The only far fetched idea I currently have is that your code runs on a grid, that the two code blocks you've posted ran on different nodes, and that the clocks on the nodes are not in sync (which also shouldn't happen).
Is that repeatable or did it happen only once?
Someone (or something) might simply have reset the server's clock.
Ugh, I had the start code outside of my Rsubmit and the stop code still inside my Rsubmit.
@buechler66 wrote:
Ugh, I had the start code outside of my Rsubmit and the stop code still inside my Rsubmit.
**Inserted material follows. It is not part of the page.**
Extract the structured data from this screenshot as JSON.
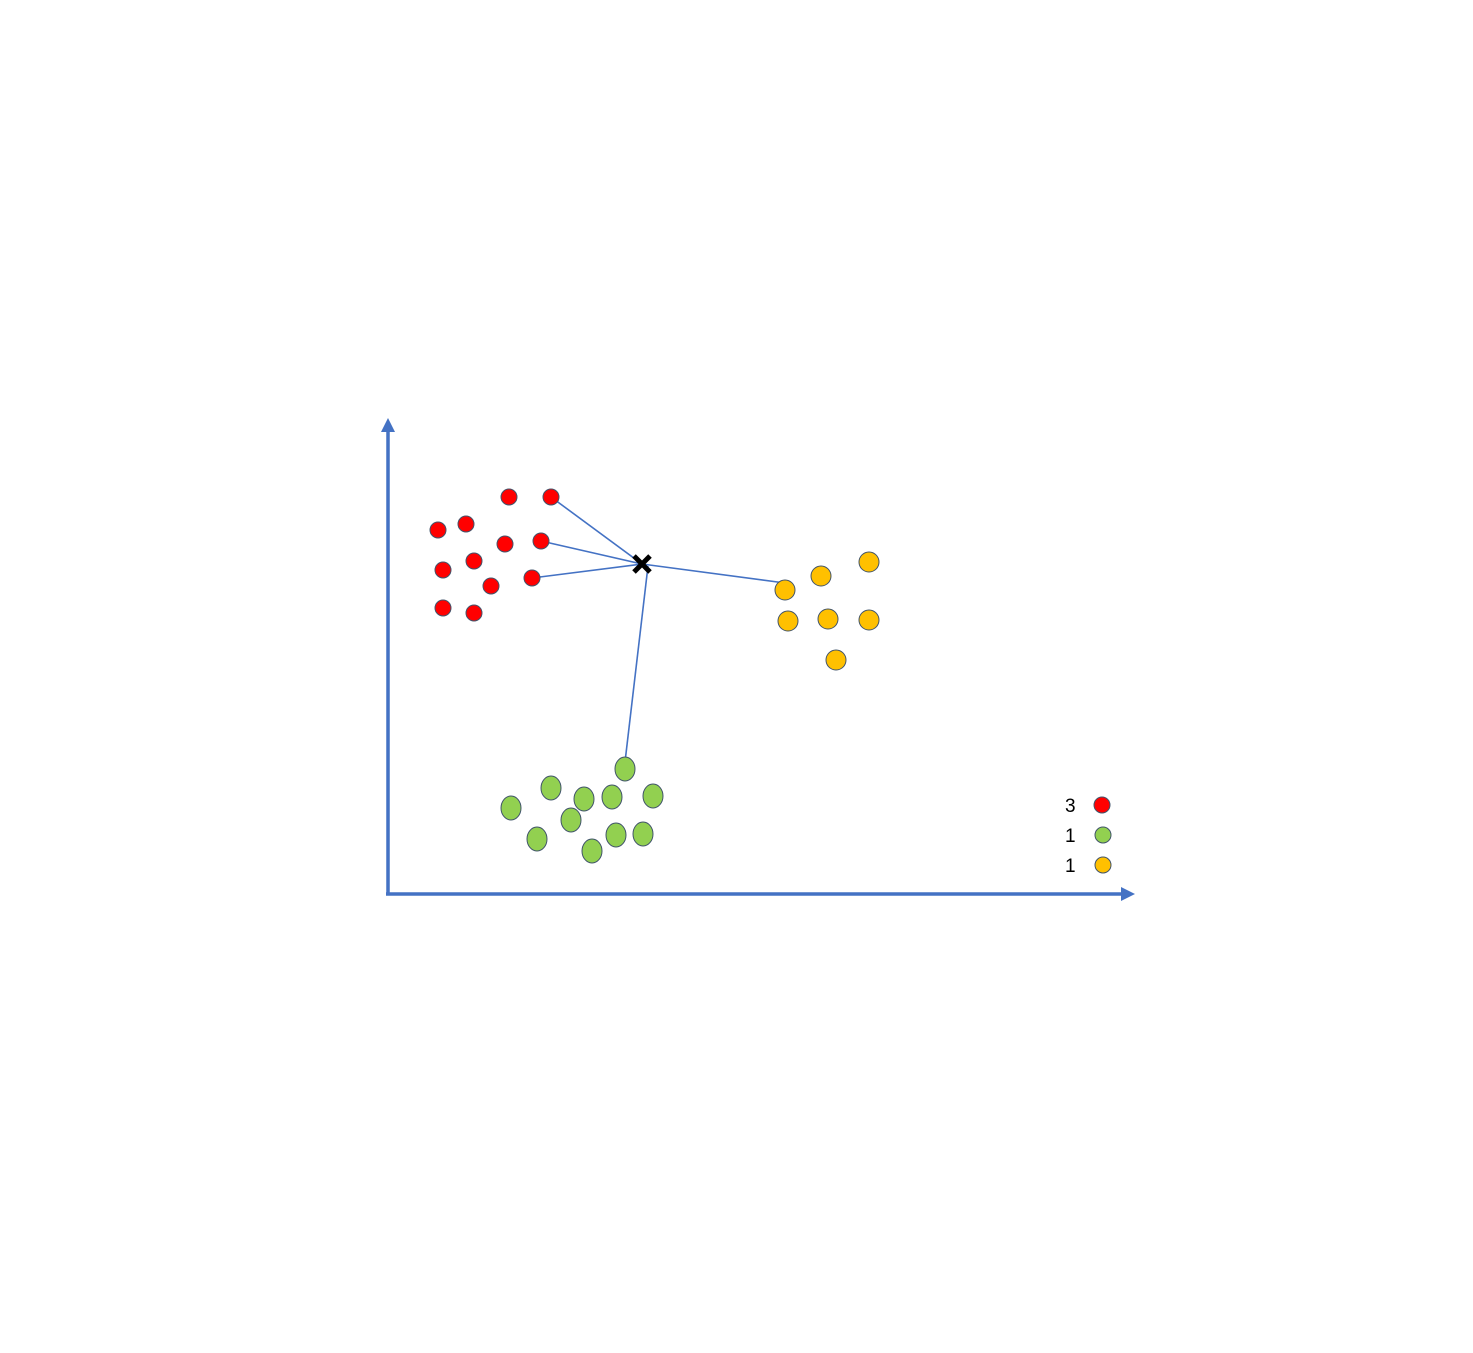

That means you still have a big issue. All your hosts should be connected to a NTP service, so their clocks are synchronized. Some SAS metadata operations do not work if client and server are more than a few seconds apart.
Saving an Enterprise Guide project to metadata causes issues (at least with EG 4.3/SAS 9.2) when the clocks of server and client are not within a few seconds. The webdav server then obviously balks at the timestamps.
Timezones should not be a problem. Computers keep their internal clocks in UTC, and use the timezone for display and input purposes.
This of course means that timestamps taken "visually" from remote hosts need to be corrected for timezone offset.